Linked to management of expectations comes a further risk: that your client alleges that you have failed to complete the work according to the brief.

One cause of this is a lack of communication and clarity before the brief is agreed. To avoid this, present your client with a full list of the tasks that you consider to be included in the brief. It may also be necessary to include a list of items and tasks that are specifically excluded.

Get your client to agree to these before the contract is signed, then incorporate this into your contract.

5. Keep up to date with continuing professional development (CPD)

For their in-house staff, firms tend to have procedures in place to ensure training is provided. As a freelancer this is your responsibility – and should be taken seriously.

From a risk management perspective, it’s very important to keep up to date with best practice in your profession. For each job you enter into, the specific requirements should be set out in the contract. More broadly, when carrying out this work, you are expected to adhere to the standards of a reasonably competent professional, having regard to the standards normally expected in your profession.
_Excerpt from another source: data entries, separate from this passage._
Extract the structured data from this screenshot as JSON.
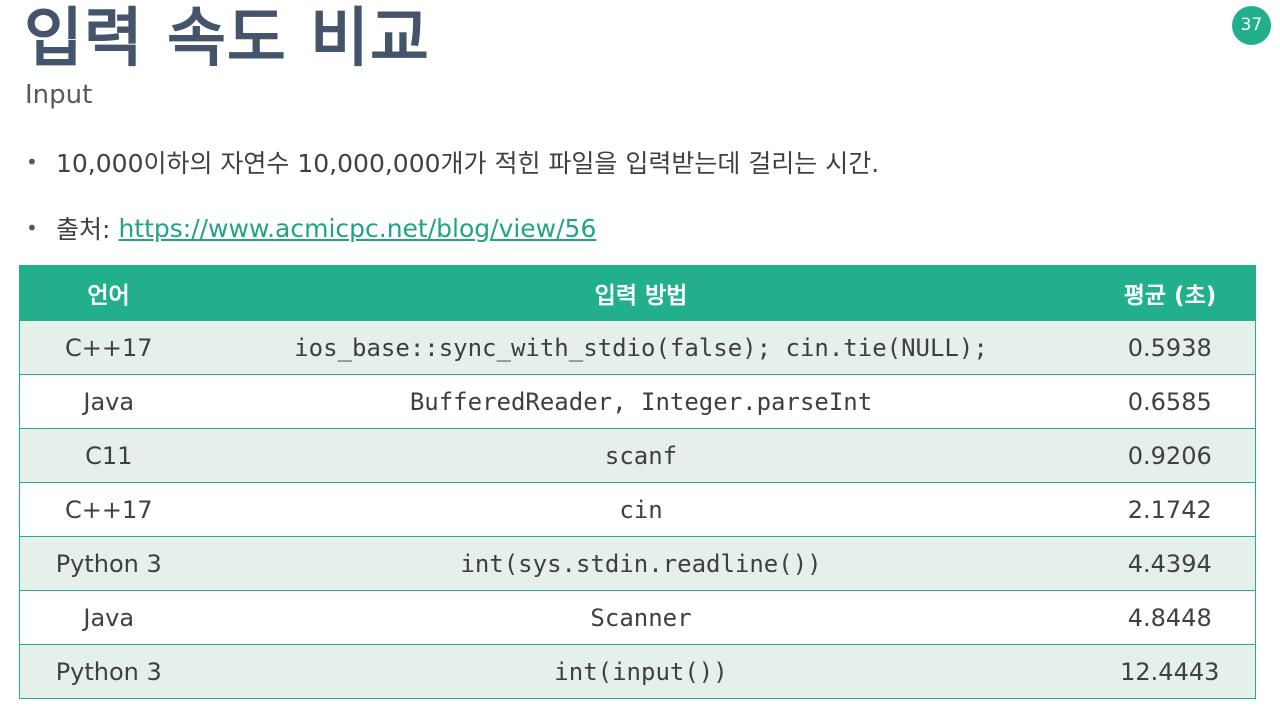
{
  "slide": {
    "title": "입력 속도 비교",
    "subtitle": "Input",
    "page_number": "37"
  },
  "bullets": [
    {
      "text": "10,000이하의 자연수 10,000,000개가 적힌 파일을 입력받는데 걸리는 시간."
    },
    {
      "label": "출처:",
      "link": "https://www.acmicpc.net/blog/view/56"
    }
  ],
  "table": {
    "headers": [
      "언어",
      "입력 방법",
      "평균 (초)"
    ],
    "rows": [
      [
        "C++17",
        "ios_base::sync_with_stdio(false); cin.tie(NULL);",
        "0.5938"
      ],
      [
        "Java",
        "BufferedReader, Integer.parseInt",
        "0.6585"
      ],
      [
        "C11",
        "scanf",
        "0.9206"
      ],
      [
        "C++17",
        "cin",
        "2.1742"
      ],
      [
        "Python 3",
        "int(sys.stdin.readline())",
        "4.4394"
      ],
      [
        "Java",
        "Scanner",
        "4.8448"
      ],
      [
        "Python 3",
        "int(input())",
        "12.4443"
      ]
    ]
  },
  "colors": {
    "accent": "#22b08c",
    "title": "#44546a",
    "row_shade": "#e6f0eb",
    "link": "#22a386"
  }
}
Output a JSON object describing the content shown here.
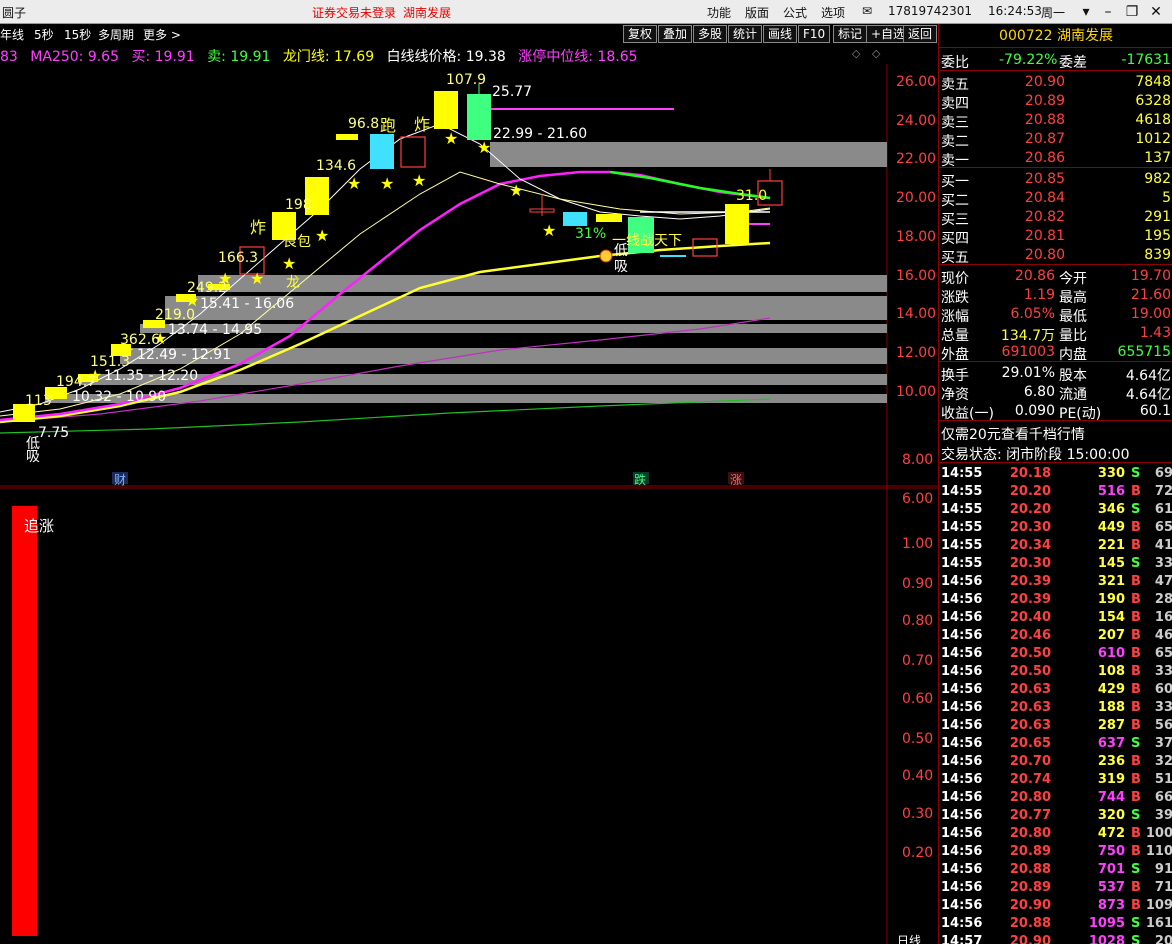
{
  "app": {
    "left_title": "圆子",
    "notice": "证券交易未登录",
    "stock_name_top": "湖南发展",
    "menus": [
      "功能",
      "版面",
      "公式",
      "选项"
    ],
    "phone": "17819742301",
    "time": "16:24:53",
    "weekday": "周一"
  },
  "toolbar": {
    "periods": [
      "年线",
      "5秒",
      "15秒",
      "多周期",
      "更多 >"
    ],
    "buttons": [
      "复权",
      "叠加",
      "多股",
      "统计",
      "画线",
      "F10",
      "标记",
      "+自选",
      "返回"
    ]
  },
  "legend": [
    {
      "text": "83",
      "color": "#ff40ff"
    },
    {
      "text": "MA250: 9.65",
      "color": "#ff40ff"
    },
    {
      "text": "买: 19.91",
      "color": "#ff40ff"
    },
    {
      "text": "卖: 19.91",
      "color": "#40ff40"
    },
    {
      "text": "龙门线: 17.69",
      "color": "#ffff00"
    },
    {
      "text": "白线线价格: 19.38",
      "color": "#ffffff"
    },
    {
      "text": "涨停中位线: 18.65",
      "color": "#ff40ff"
    }
  ],
  "price_axis": [
    "26.00",
    "24.00",
    "22.00",
    "20.00",
    "18.00",
    "16.00",
    "14.00",
    "12.00",
    "10.00",
    "8.00",
    "6.00"
  ],
  "indicator_axis": [
    "1.00",
    "0.90",
    "0.80",
    "0.70",
    "0.60",
    "0.50",
    "0.40",
    "0.30",
    "0.20"
  ],
  "chart_labels": {
    "high_peak": "107.9",
    "level_1": "25.77",
    "zone_1": "22.99 - 21.60",
    "zone_2": "15.41 - 16.06",
    "zone_3": "13.74 - 14.95",
    "zone_4": "12.49 - 12.91",
    "zone_5": "11.35 - 12.20",
    "zone_6": "10.32 - 10.90",
    "low": "7.75",
    "pct": "31%",
    "line_text": "一线战天下",
    "right_val": "31.0",
    "v968": "96.8",
    "v1346": "134.6",
    "v198": "198",
    "v1663": "166.3",
    "v2492": "249.2",
    "v2190": "219.0",
    "v3626": "362.6",
    "v1513": "151.3",
    "v1947": "194.7",
    "v113": "113",
    "w_pao": "跑",
    "w_zha1": "炸",
    "w_zha2": "炸",
    "w_bao": "良包",
    "w_long": "龙",
    "w_di": "低",
    "w_xi": "吸",
    "w_di2": "低",
    "w_xi2": "吸",
    "w_cai": "财",
    "w_die": "跌",
    "w_zhang": "涨",
    "w_zhuizhang": "追涨"
  },
  "quote": {
    "code": "000722",
    "name": "湖南发展",
    "wei_bi_label": "委比",
    "wei_bi": "-79.22%",
    "wei_cha_label": "委差",
    "wei_cha": "-17631",
    "asks": [
      {
        "label": "卖五",
        "price": "20.90",
        "vol": "7848"
      },
      {
        "label": "卖四",
        "price": "20.89",
        "vol": "6328"
      },
      {
        "label": "卖三",
        "price": "20.88",
        "vol": "4618"
      },
      {
        "label": "卖二",
        "price": "20.87",
        "vol": "1012"
      },
      {
        "label": "卖一",
        "price": "20.86",
        "vol": "137"
      }
    ],
    "bids": [
      {
        "label": "买一",
        "price": "20.85",
        "vol": "982"
      },
      {
        "label": "买二",
        "price": "20.84",
        "vol": "5"
      },
      {
        "label": "买三",
        "price": "20.82",
        "vol": "291"
      },
      {
        "label": "买四",
        "price": "20.81",
        "vol": "195"
      },
      {
        "label": "买五",
        "price": "20.80",
        "vol": "839"
      }
    ],
    "stats": [
      {
        "l1": "现价",
        "v1": "20.86",
        "c1": "#ff4040",
        "l2": "今开",
        "v2": "19.70",
        "c2": "#ff4040"
      },
      {
        "l1": "涨跌",
        "v1": "1.19",
        "c1": "#ff4040",
        "l2": "最高",
        "v2": "21.60",
        "c2": "#ff4040"
      },
      {
        "l1": "涨幅",
        "v1": "6.05%",
        "c1": "#ff4040",
        "l2": "最低",
        "v2": "19.00",
        "c2": "#ff4040"
      },
      {
        "l1": "总量",
        "v1": "134.7万",
        "c1": "#ffff40",
        "l2": "量比",
        "v2": "1.43",
        "c2": "#ff4040"
      },
      {
        "l1": "外盘",
        "v1": "691003",
        "c1": "#ff4040",
        "l2": "内盘",
        "v2": "655715",
        "c2": "#40ff40"
      }
    ],
    "stats2": [
      {
        "l1": "换手",
        "v1": "29.01%",
        "l2": "股本",
        "v2": "4.64亿"
      },
      {
        "l1": "净资",
        "v1": "6.80",
        "l2": "流通",
        "v2": "4.64亿"
      },
      {
        "l1": "收益(一)",
        "v1": "0.090",
        "l2": "PE(动)",
        "v2": "60.1"
      }
    ],
    "promo": "仅需20元查看千档行情",
    "status": "交易状态: 闭市阶段 15:00:00"
  },
  "ticks": [
    {
      "t": "14:55",
      "p": "20.18",
      "v": "330",
      "s": "S",
      "n": "69"
    },
    {
      "t": "14:55",
      "p": "20.20",
      "v": "516",
      "s": "B",
      "n": "72"
    },
    {
      "t": "14:55",
      "p": "20.20",
      "v": "346",
      "s": "S",
      "n": "61"
    },
    {
      "t": "14:55",
      "p": "20.30",
      "v": "449",
      "s": "B",
      "n": "65"
    },
    {
      "t": "14:55",
      "p": "20.34",
      "v": "221",
      "s": "B",
      "n": "41"
    },
    {
      "t": "14:55",
      "p": "20.30",
      "v": "145",
      "s": "S",
      "n": "33"
    },
    {
      "t": "14:56",
      "p": "20.39",
      "v": "321",
      "s": "B",
      "n": "47"
    },
    {
      "t": "14:56",
      "p": "20.39",
      "v": "190",
      "s": "B",
      "n": "28"
    },
    {
      "t": "14:56",
      "p": "20.40",
      "v": "154",
      "s": "B",
      "n": "16"
    },
    {
      "t": "14:56",
      "p": "20.46",
      "v": "207",
      "s": "B",
      "n": "46"
    },
    {
      "t": "14:56",
      "p": "20.50",
      "v": "610",
      "s": "B",
      "n": "65"
    },
    {
      "t": "14:56",
      "p": "20.50",
      "v": "108",
      "s": "B",
      "n": "33"
    },
    {
      "t": "14:56",
      "p": "20.63",
      "v": "429",
      "s": "B",
      "n": "60"
    },
    {
      "t": "14:56",
      "p": "20.63",
      "v": "188",
      "s": "B",
      "n": "33"
    },
    {
      "t": "14:56",
      "p": "20.63",
      "v": "287",
      "s": "B",
      "n": "56"
    },
    {
      "t": "14:56",
      "p": "20.65",
      "v": "637",
      "s": "S",
      "n": "37"
    },
    {
      "t": "14:56",
      "p": "20.70",
      "v": "236",
      "s": "B",
      "n": "32"
    },
    {
      "t": "14:56",
      "p": "20.74",
      "v": "319",
      "s": "B",
      "n": "51"
    },
    {
      "t": "14:56",
      "p": "20.80",
      "v": "744",
      "s": "B",
      "n": "66"
    },
    {
      "t": "14:56",
      "p": "20.77",
      "v": "320",
      "s": "S",
      "n": "39"
    },
    {
      "t": "14:56",
      "p": "20.80",
      "v": "472",
      "s": "B",
      "n": "100"
    },
    {
      "t": "14:56",
      "p": "20.89",
      "v": "750",
      "s": "B",
      "n": "110"
    },
    {
      "t": "14:56",
      "p": "20.88",
      "v": "701",
      "s": "S",
      "n": "91"
    },
    {
      "t": "14:56",
      "p": "20.89",
      "v": "537",
      "s": "B",
      "n": "71"
    },
    {
      "t": "14:56",
      "p": "20.90",
      "v": "873",
      "s": "B",
      "n": "109"
    },
    {
      "t": "14:56",
      "p": "20.88",
      "v": "1095",
      "s": "S",
      "n": "161"
    },
    {
      "t": "14:57",
      "p": "20.90",
      "v": "1028",
      "s": "S",
      "n": "20"
    }
  ],
  "footer_label": "日线",
  "colors": {
    "up": "#ff4040",
    "down": "#40ff40",
    "gold": "#ffff00",
    "magenta": "#ff40ff",
    "cyan": "#40e0ff"
  }
}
Working in a bubble and failing to keep up with current developments puts you at risk of following outdated ways of working. CPD keeps you in the loop and the knowledge you pick up helps you demonstrate to new clients that they’re in safe hands.

Risk management for freelancers shouldn’t be seen as a box-ticking exercise. Take it seriously and it can help you secure your revenue flow, keep clients satisfied and ultimately, keep your business on a firm footing.